Após uma separação, uma das situações que mais angustiam pais e mães acontece quando o filho afirma que não quer mais conviver com um dos genitores. A frase costuma surgir em momentos de conflito familiar e desperta uma dúvida frequente: afinal, basta a criança dizer que não quer ver o pai ou a mãe para que as visitas sejam suspensas?
A resposta é não.
No Direito de Família, a vontade da criança é considerada um elemento importante, mas jamais o único fator que orienta as decisões judiciais. O que prevalece é o chamado princípio do melhor interesse da criança e do adolescente, previsto na legislação brasileira e aplicado em todos os processos que envolvem menores de idade.
Isso significa que cada situação deve ser analisada individualmente. A idade da criança, seu grau de maturidade, a qualidade da relação familiar e, principalmente, os motivos que levaram à rejeição são aspectos cuidadosamente avaliados antes de qualquer decisão.
Em muitos casos, a recusa não está relacionada à falta de afeto. Ela pode surgir em razão das mudanças provocadas pela separação, da adaptação a uma nova rotina, dos conflitos constantes entre os pais ou até do sentimento de lealdade que a criança acredita dever demonstrar a um deles.

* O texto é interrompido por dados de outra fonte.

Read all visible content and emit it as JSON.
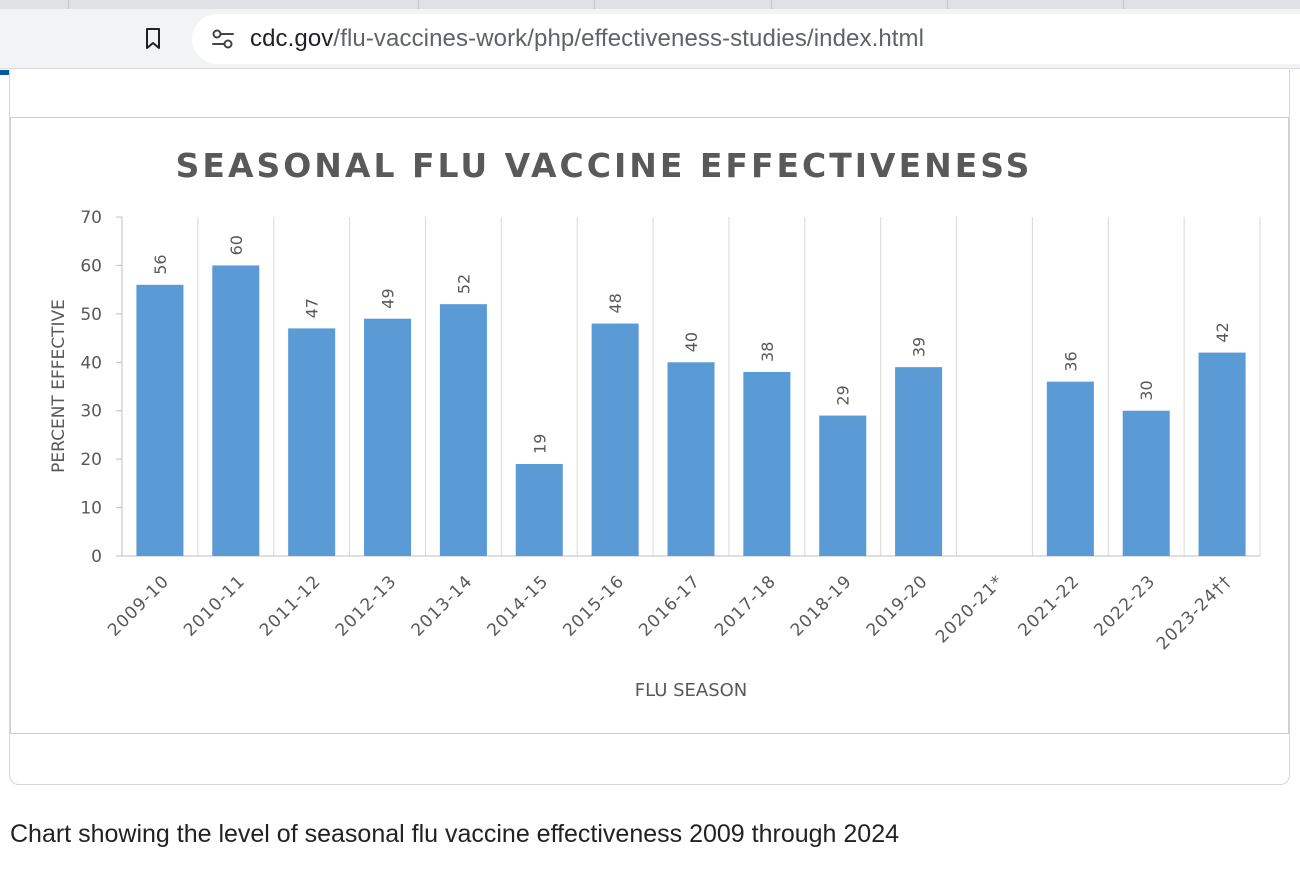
{
  "browser": {
    "url_domain": "cdc.gov",
    "url_path": "/flu-vaccines-work/php/effectiveness-studies/index.html",
    "bookmark_icon": "bookmark-icon",
    "site_info_icon": "tune-icon",
    "load_progress": 0.23
  },
  "caption": "Chart showing the level of seasonal flu vaccine effectiveness 2009 through 2024",
  "chart_data": {
    "type": "bar",
    "title": "SEASONAL FLU VACCINE EFFECTIVENESS",
    "xlabel": "FLU SEASON",
    "ylabel": "PERCENT EFFECTIVE",
    "ylim": [
      0,
      70
    ],
    "yticks": [
      0,
      10,
      20,
      30,
      40,
      50,
      60,
      70
    ],
    "categories": [
      "2009-10",
      "2010-11",
      "2011-12",
      "2012-13",
      "2013-14",
      "2014-15",
      "2015-16",
      "2016-17",
      "2017-18",
      "2018-19",
      "2019-20",
      "2020-21*",
      "2021-22",
      "2022-23",
      "2023-24††"
    ],
    "values": [
      56,
      60,
      47,
      49,
      52,
      19,
      48,
      40,
      38,
      29,
      39,
      null,
      36,
      30,
      42
    ],
    "bar_color": "#5b9bd5",
    "grid": "vertical separators between categories",
    "legend": "none"
  }
}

Também existem situações em que a criança reproduz discursos ou sentimentos absorvidos do ambiente familiar, sem compreender plenamente o impacto de suas palavras. Por isso, especialistas alertam que é preciso cautela antes de concluir que a recusa representa, necessariamente, a vontade livre e espontânea do filho.
Quando o conflito chega ao Poder Judiciário, é comum que o juiz determine a realização de estudos psicossociais conduzidos por psicólogos e assistentes sociais. Dependendo da idade e do grau de desenvolvimento, a criança também pode ser ouvida em ambiente adequado, sempre de forma protegida e respeitando sua condição peculiar de pessoa em desenvolvimento.

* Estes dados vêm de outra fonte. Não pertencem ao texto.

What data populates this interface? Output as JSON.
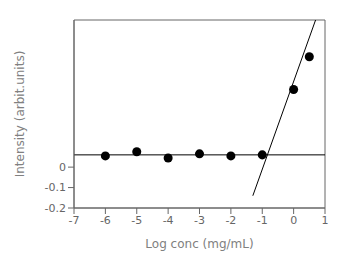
{
  "chart_data": {
    "type": "scatter",
    "xlabel": "Log conc (mg/mL)",
    "ylabel": "Intensity (arbit.units)",
    "xlim": [
      -7,
      1
    ],
    "ylim": [
      -0.2,
      0.72
    ],
    "xticks": [
      -7,
      -6,
      -5,
      -4,
      -3,
      -2,
      -1,
      0,
      1
    ],
    "yticks": [
      -0.2,
      -0.1,
      0
    ],
    "grid": false,
    "series": [
      {
        "type": "line",
        "color": "#000000",
        "x": [
          -7,
          1
        ],
        "values": [
          0.06,
          0.06
        ]
      },
      {
        "type": "line",
        "color": "#000000",
        "x": [
          -1.3,
          0.7
        ],
        "values": [
          -0.14,
          0.72
        ]
      },
      {
        "type": "scatter",
        "color": "#000000",
        "marker": "circle",
        "x": [
          -6,
          -5,
          -4,
          -3,
          -2,
          -1,
          0,
          0.5
        ],
        "values": [
          0.055,
          0.075,
          0.045,
          0.065,
          0.055,
          0.06,
          0.38,
          0.54
        ]
      }
    ]
  }
}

Essa escuta, entretanto, não significa que a criança decidirá sozinha. O objetivo é compreender seus sentimentos, identificar eventuais situações de risco e reunir elementos para que a decisão seja tomada da forma mais segura possível.
É importante lembrar que o direito de convivência não pertence apenas ao pai ou à mãe. Trata-se, sobretudo, de um direito da própria criança, que, em regra, beneficia-se da presença equilibrada e saudável de ambos os genitores em sua formação emocional, social e afetiva.

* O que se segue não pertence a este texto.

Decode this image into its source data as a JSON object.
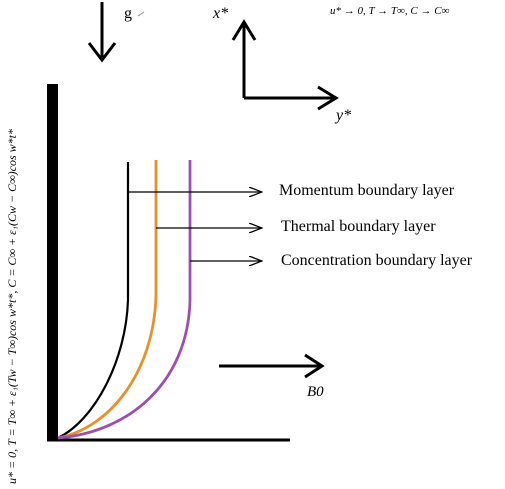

Isso não significa que a convivência deva ser mantida em qualquer circunstância. Quando existem indícios de violência, abuso, negligência ou qualquer situação que coloque a criança em risco, o Judiciário pode restringir ou até suspender o contato, sempre com fundamento em provas e priorizando sua proteção.
Fora dessas hipóteses, porém, a simples manifestação de que “não quer ir” dificilmente será suficiente para justificar o rompimento da convivência familiar. Os conflitos entre os adultos não devem ser transferidos aos filhos, isso porque a separação encerra a relação conjugal, mas não o exercício da parentalidade. Preservar vínculos afetivos saudáveis continua sendo um dos principais objetivos da legislação e da atuação do Poder Judiciário.
Mais do que decidir com quem a criança quer ficar, o desafio é compreender por que ela se sente dessa forma e encontrar soluções que preservem seu desenvolvimento emocional, garantindo que sua voz seja ouvida sem que lhe seja atribuída a responsabilidade por escolhas que pertencem aos adultos.